Diretor da Fundação Santillana defende políticas públicas que reconheçam a diversidade e combatam a educação como herança de classe
A superação das desigualdades de aprendizagem nas escolas brasileiras exige romper com um problema histórico: a naturalização das desigualdades sociais, segundo André Lázaro, diretor de Políticas Públicas da Fundação Santillana. Para ele, a má qualidade dos resultados educacionais não é apenas um acaso ou deficiência pontual, mas parte de um sistema profundamente enraizado em heranças históricas.

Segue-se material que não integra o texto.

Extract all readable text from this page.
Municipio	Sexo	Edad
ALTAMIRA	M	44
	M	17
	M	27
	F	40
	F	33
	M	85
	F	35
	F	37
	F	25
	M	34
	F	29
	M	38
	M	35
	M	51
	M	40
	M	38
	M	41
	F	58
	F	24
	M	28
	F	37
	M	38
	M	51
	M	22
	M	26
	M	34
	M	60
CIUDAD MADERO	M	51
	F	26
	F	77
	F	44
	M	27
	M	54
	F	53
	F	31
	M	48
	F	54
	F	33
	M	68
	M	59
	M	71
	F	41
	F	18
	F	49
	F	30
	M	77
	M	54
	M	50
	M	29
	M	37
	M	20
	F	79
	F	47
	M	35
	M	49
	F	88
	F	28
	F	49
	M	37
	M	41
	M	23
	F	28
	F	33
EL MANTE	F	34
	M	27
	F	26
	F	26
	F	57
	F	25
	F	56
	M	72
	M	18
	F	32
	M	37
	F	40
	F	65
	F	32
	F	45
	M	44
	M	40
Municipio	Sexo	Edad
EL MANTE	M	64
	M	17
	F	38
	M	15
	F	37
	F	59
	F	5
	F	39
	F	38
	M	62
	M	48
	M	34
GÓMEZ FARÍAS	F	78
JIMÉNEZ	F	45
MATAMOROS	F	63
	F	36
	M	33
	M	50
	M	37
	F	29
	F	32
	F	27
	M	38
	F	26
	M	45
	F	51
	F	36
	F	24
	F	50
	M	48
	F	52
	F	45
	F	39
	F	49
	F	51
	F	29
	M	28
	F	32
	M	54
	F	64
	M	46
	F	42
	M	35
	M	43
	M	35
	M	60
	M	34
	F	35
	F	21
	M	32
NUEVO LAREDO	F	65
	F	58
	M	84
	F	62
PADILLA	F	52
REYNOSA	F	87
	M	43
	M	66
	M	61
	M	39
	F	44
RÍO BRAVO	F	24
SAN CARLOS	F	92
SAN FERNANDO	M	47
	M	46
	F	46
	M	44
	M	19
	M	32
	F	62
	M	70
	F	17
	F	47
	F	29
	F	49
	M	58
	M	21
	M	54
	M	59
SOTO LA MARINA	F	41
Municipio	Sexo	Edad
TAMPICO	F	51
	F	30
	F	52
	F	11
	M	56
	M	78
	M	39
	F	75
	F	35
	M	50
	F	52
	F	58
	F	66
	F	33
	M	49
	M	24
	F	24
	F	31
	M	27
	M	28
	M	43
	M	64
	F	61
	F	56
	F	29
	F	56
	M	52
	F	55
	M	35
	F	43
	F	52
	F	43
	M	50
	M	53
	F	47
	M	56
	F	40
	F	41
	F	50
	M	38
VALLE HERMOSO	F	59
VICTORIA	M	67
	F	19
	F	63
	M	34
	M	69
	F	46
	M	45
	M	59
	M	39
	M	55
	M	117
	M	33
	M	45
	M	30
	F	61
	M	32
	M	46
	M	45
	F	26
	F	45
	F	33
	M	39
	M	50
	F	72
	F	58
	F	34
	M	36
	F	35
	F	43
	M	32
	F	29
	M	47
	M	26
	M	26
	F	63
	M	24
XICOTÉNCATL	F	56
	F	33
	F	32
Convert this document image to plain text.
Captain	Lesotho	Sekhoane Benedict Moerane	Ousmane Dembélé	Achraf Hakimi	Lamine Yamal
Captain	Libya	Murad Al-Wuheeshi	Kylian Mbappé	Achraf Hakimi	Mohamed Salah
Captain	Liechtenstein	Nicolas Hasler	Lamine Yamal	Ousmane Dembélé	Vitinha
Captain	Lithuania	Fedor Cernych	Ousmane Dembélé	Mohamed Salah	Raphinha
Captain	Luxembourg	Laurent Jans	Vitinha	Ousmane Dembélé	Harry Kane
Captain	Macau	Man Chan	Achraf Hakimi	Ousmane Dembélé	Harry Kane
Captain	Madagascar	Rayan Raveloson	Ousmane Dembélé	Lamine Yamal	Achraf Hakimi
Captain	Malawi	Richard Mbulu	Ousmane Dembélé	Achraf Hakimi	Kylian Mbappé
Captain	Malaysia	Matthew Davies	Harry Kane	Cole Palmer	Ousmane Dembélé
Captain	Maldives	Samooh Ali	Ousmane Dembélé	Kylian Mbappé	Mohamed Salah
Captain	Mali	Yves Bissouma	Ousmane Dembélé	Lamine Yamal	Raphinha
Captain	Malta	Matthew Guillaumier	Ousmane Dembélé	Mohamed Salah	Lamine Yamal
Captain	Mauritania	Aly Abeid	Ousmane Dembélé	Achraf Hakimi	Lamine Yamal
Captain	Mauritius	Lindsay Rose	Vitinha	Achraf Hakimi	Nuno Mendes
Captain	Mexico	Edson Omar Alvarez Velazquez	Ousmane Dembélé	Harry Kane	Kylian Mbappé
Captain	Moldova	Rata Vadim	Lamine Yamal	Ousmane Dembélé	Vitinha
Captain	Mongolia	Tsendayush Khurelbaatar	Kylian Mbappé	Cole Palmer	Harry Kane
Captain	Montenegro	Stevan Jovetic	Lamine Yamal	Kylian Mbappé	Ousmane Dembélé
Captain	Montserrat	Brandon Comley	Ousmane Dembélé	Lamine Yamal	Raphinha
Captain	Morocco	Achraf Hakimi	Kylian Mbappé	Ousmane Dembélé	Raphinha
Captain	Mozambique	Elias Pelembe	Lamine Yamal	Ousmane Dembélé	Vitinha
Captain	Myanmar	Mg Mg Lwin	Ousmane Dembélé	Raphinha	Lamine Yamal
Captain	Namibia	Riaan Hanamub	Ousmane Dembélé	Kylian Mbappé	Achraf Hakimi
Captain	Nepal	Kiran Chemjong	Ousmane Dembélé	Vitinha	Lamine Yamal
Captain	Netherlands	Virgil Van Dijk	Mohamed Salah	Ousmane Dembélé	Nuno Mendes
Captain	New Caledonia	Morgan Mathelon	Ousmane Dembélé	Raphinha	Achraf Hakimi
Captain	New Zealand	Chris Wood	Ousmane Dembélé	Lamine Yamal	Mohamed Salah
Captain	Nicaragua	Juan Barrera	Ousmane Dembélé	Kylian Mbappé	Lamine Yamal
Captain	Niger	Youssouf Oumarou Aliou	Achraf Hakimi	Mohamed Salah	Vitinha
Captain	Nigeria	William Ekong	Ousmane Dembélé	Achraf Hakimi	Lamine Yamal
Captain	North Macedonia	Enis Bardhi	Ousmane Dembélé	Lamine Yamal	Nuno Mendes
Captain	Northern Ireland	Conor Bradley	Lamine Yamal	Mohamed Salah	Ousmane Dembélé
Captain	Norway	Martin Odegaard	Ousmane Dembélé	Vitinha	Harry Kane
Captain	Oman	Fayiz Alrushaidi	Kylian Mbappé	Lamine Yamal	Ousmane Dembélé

“Joaquim Nabuco já alertava que um país que viveu 300 anos de escravidão demoraria a reconhecer a igualdade de todos. Ainda estamos nessa fase”, afirma Lázaro.

HERANÇA
A educação, segundo o especialista, continua sendo um privilégio de classe, e não um direito garantido a todos. Os dados do Anuário Brasileiro da Educação Básica 2025 confirmam esse cenário: em 2023, apenas 2,4% dos jovens do 3º ano do ensino médio entre os 20% mais pobres tiveram aprendizagem adequada em matemática e língua portuguesa, contra 16,3% entre os 20% mais ricos.
“Quando se analisa por localização e renda, as diferenças saltam para até 20 pontos percentuais”, alerta o professor.
RAÇA
Além da desigualdade de renda, Lázaro destaca que a população negra ainda enfrenta desvantagens profundas no acesso à educação de qualidade. A situação é agravada no campo: há 5 milhões de matrículas em escolas rurais, o que representa 12% do total nacional. Ainda assim, entre 2014 e 2024, 16 mil escolas municipais rurais foram fechadas.

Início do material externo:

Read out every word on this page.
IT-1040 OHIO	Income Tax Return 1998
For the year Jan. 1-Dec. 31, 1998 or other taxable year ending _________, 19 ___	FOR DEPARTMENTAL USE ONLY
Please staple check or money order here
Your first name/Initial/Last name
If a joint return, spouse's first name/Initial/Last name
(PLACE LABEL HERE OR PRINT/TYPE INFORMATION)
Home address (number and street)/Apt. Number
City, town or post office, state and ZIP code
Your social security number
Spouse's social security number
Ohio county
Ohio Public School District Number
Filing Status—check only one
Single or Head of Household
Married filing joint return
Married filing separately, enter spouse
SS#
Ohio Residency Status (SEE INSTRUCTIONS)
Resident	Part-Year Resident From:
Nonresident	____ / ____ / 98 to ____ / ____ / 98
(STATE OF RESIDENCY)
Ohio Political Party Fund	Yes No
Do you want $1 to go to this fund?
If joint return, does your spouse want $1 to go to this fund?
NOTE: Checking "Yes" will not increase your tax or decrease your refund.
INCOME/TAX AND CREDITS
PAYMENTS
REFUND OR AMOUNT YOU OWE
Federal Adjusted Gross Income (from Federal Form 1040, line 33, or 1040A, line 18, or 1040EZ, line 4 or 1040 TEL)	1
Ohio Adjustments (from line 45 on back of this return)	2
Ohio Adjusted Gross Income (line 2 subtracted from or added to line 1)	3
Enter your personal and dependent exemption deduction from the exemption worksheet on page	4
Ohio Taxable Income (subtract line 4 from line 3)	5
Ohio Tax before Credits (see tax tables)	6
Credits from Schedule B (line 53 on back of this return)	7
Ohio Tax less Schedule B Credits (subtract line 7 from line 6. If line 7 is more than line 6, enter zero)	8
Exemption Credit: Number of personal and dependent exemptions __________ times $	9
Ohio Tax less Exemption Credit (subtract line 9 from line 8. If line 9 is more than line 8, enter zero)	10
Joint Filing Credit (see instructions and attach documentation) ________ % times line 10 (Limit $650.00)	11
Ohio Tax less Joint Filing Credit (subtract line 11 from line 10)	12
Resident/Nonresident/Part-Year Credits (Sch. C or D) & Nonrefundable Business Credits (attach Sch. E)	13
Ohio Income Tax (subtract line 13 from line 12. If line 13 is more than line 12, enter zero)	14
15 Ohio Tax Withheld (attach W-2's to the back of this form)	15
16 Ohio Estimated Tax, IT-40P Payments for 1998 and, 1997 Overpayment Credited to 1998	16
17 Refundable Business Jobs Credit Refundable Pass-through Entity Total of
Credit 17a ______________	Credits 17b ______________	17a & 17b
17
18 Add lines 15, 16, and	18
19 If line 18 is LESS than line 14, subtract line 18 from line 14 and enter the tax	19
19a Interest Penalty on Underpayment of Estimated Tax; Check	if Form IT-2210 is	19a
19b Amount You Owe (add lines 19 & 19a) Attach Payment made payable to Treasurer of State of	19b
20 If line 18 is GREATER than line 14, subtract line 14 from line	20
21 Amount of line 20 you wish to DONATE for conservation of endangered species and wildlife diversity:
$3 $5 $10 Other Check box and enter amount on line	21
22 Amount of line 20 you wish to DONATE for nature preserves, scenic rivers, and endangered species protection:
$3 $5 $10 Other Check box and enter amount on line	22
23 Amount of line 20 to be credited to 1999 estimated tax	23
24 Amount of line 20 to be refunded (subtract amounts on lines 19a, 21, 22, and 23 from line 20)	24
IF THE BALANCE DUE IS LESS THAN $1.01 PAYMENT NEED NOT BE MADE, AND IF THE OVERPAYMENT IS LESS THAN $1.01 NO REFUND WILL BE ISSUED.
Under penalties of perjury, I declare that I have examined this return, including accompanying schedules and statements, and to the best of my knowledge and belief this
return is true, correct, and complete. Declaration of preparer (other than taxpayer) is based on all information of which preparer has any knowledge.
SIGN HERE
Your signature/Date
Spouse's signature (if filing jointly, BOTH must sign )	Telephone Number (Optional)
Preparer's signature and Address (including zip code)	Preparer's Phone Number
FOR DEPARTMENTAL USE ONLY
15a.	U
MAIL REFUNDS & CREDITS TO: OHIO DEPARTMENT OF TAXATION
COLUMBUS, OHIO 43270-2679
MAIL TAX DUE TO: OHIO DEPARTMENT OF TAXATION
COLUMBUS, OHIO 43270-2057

“Isso não é só consequência da mudança demográfica. É uma forma de expulsar as famílias do campo, pressionando pela venda de terras e ampliando a concentração fundiária”, critica.
ACESSO
Apesar das desigualdades, o país avançou na inclusão escolar. O anuário mostra que 95% das crianças ingressam na pré-escola. Em 2024, 97,6% dos jovens de 11 a 14 anos estavam matriculados nos anos finais do ensino fundamental, próximo da universalização. Já no ensino médio, a taxa de matrícula chegou a 82,8% entre jovens de 15 a 17 anos, frente aos 72,9% registrados em 2014.
“O Brasil tem uma população escolar maior que a da Argentina. Com docentes, ultrapassamos a população da Espanha”, comenta.
QUALIDADE
Apesar dos avanços no acesso, os níveis de aprendizagem permanecem insatisfatórios. Apenas 4,5% dos alunos da rede pública do 3º ano do ensino médio tiveram desempenho adequado em português e matemática. Mesmo nas escolas particulares, o índice foi de 28%.
“Até entre os mais ricos, os resultados são ruins. Isso mostra que o problema não é só da rede pública, mas nacional”, observa Lázaro.
DIVERSIDADE
Lázaro critica a tendência à padronização imposta por políticas como a BNCC (Base Nacional Comum Curricular), que, segundo ele, desconsidera as especificidades regionais. “Estamos tratando igualdade como uniformidade. A verdadeira igualdade deveria reconhecer a diversidade”, defende.
DOCÊNCIA
A desvalorização da carreira docente é outro ponto crítico. O anuário revela que 49% dos professores das redes estaduais têm contratos temporários. Para Lázaro, essa rotatividade prejudica a construção de identidade e continuidade pedagógica nas escolas.
“Como se constrói espírito de equipe se metade da equipe muda a cada ano?”, questiona.
AFIRMATIVAS
Entre os caminhos para enfrentar a desigualdade educacional, Lázaro destaca as políticas afirmativas no ensino superior, como o sistema de cotas. “As cotas abriram espaço para jovens negros e pobres na universidade pública. Hoje, temos intelectuais formados por esse sistema que são vozes importantes no debate público”, afirma.